In Haddington, East Lothian, Edinburgh architect Ian Arnott created one of the great successes of Right to Buy as early as 1964. Forty-one years on, the subtly modelled Amisfield Park estate, popular for its progressive brick villas and irregular terraces, is no longer a staging post for Scotland’s urban overspill but rather home to a second generation of proud owner-occupiers. Arnott says: “I think it’s a lovely testament to the work of our practice, Campbell Arnott, that people still actively want to own the homes we designed.
In that sense, Right to Buy has been a great arbiter of lasting design quality. However, it’s also true that there are so many less opportunities for architects to design great houses now. The quality of private speculative housing in Scotland is abysmal and with the public sector eroded there just isn’t the same volume of work. Wimpey’s contracting of Gareth Hoskins and Miller Home’s patronage of Malcolm Fraser are two rare examples of large-scale house builders employing architectural talent.”
For Gwillym Price, of Glasgow University’s Urban Studies Department, the key consequence of the 1980 policy change has been a growing wealth disparity between homeowners and tenants. “There’s been a real intergenerational effect. Children bought their parents’ homes and once they inherited them they sold them, often for profits of as much as £100,000, and reinvested their lump sum in buy-to-lets or in larger, private-sector family homes.
Twenty-five years on, these now late middle-aged parents are passing on this ‘bequest effect’ in great lumps of their equity to help fund their own children’s first forays onto the property ladder. For families who’ve been living within the rental sector for generations there just isn’t the family wealth to fund a deposit that would allow a switch to home ownership.”
Indeed, Price contends that spiralling property prices, fuelled by Right to Buy cash, have created a “pseudo grammar school education system”, where league tables and the glass ceiling of property prices have conspired to create a network of highly prized comprehensive school catchments that reflect a largely private school pupil profile.
Perhaps surprisingly, even agents, who profited from the sales commission, now look on Right to Buy nowadays as something of a mixed bag.
Industry veteran Gary Scott, formerly of Your Move, says that Right to Buy unleashed a previously hidden venality within the populace. “There was lots of mean-spiritedness, greed and no little skulduggery.
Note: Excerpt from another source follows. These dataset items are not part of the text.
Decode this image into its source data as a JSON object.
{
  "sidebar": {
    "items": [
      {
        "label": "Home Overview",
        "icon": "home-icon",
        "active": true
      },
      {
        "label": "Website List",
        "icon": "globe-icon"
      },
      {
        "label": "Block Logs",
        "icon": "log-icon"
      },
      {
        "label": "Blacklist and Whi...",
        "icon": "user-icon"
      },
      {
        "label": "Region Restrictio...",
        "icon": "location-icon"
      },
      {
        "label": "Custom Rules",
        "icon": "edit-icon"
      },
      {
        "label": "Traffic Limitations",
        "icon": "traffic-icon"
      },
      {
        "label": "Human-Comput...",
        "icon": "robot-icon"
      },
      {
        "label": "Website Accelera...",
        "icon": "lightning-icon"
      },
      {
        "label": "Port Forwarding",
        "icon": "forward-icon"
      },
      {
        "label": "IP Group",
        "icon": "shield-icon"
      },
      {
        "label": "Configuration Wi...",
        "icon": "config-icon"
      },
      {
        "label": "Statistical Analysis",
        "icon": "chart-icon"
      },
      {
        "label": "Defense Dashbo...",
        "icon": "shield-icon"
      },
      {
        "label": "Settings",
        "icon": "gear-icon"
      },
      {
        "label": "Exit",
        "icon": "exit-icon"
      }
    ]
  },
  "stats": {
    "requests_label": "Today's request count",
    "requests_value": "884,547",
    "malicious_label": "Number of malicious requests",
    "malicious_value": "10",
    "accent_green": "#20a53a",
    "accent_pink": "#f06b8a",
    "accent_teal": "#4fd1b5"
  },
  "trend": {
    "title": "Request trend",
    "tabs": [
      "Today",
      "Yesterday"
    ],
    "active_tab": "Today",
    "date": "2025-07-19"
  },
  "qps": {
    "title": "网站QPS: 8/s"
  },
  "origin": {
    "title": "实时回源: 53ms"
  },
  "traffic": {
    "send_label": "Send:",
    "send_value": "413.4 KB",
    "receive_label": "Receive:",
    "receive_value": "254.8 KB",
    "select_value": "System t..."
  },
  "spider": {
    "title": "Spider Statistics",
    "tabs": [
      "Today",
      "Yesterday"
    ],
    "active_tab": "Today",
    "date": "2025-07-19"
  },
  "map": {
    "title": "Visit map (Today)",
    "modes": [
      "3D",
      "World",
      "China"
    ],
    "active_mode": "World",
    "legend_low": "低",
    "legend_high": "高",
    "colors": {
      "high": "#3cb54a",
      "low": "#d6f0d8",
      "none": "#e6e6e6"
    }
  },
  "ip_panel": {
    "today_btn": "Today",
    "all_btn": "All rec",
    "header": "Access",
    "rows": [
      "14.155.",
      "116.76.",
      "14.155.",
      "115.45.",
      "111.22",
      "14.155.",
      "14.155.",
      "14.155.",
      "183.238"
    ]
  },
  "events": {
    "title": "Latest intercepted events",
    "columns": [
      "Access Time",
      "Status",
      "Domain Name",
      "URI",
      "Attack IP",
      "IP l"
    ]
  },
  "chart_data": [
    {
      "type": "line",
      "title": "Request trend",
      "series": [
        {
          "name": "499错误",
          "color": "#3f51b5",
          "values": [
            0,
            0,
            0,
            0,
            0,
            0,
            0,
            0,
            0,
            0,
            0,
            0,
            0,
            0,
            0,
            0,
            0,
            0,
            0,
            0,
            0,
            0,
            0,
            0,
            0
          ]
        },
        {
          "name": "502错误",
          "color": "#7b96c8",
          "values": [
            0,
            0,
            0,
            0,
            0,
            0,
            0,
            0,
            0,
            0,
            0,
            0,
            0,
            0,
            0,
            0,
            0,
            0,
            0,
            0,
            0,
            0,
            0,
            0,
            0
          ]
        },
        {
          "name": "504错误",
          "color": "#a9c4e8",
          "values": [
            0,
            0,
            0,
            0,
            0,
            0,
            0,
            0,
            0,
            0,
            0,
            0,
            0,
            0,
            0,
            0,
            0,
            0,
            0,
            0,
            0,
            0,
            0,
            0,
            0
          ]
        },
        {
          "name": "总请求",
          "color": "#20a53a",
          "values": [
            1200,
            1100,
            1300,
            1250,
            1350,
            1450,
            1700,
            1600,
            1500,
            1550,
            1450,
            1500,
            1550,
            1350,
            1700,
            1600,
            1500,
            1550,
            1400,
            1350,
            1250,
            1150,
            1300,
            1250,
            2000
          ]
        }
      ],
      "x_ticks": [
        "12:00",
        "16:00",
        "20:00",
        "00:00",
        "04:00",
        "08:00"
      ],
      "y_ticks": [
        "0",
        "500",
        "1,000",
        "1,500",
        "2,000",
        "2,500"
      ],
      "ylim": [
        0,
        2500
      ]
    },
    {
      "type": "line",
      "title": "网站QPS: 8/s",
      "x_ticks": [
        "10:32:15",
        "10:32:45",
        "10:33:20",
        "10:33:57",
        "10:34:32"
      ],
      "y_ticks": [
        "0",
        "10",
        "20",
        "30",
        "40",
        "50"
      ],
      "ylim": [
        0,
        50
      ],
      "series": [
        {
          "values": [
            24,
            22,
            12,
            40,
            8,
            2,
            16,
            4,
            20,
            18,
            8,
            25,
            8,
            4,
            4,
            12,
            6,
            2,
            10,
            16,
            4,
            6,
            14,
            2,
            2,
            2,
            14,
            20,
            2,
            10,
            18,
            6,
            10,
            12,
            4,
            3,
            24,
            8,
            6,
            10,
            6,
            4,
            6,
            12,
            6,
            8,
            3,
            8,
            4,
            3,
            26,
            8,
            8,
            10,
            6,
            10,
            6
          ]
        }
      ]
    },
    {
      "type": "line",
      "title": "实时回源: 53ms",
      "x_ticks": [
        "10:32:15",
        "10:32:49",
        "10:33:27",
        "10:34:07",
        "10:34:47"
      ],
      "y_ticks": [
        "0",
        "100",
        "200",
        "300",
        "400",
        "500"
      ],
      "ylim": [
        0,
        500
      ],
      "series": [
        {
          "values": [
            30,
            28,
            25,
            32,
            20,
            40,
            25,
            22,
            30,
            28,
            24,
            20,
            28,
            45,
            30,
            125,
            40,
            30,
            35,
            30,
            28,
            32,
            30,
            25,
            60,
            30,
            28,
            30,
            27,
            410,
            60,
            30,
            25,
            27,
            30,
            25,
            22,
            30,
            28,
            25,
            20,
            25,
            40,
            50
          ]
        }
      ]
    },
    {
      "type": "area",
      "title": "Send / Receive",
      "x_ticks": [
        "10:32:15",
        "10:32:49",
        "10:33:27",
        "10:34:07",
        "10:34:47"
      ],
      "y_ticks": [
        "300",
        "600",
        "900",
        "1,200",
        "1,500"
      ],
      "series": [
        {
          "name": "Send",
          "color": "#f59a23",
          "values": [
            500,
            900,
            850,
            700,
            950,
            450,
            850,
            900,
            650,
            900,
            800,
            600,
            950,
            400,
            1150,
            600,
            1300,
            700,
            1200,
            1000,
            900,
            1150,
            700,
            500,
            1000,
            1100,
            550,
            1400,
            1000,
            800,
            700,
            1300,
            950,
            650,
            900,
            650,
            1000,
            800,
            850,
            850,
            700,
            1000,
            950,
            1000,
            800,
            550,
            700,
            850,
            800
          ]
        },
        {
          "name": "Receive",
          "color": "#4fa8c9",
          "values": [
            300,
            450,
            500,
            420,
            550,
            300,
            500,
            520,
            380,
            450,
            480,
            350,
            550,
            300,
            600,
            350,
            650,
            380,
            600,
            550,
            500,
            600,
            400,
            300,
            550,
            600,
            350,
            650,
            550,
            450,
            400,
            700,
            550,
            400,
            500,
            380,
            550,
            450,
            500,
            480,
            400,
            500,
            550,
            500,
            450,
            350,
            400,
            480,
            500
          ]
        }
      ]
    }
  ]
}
I remember hearing of sons buying their dad’s house in Knightswood without their parent even knowing, in pursuit of a killing when he died. There were a lot of conversations about auntie or granny snuffing it so the kids could divvy up the profits from a sale. For better or for worse, homes that had served their owners well suddenly became assets to be argued over and sold off for an overnight profit. As a policy it talked to people’s greed and brought out the worst in them.”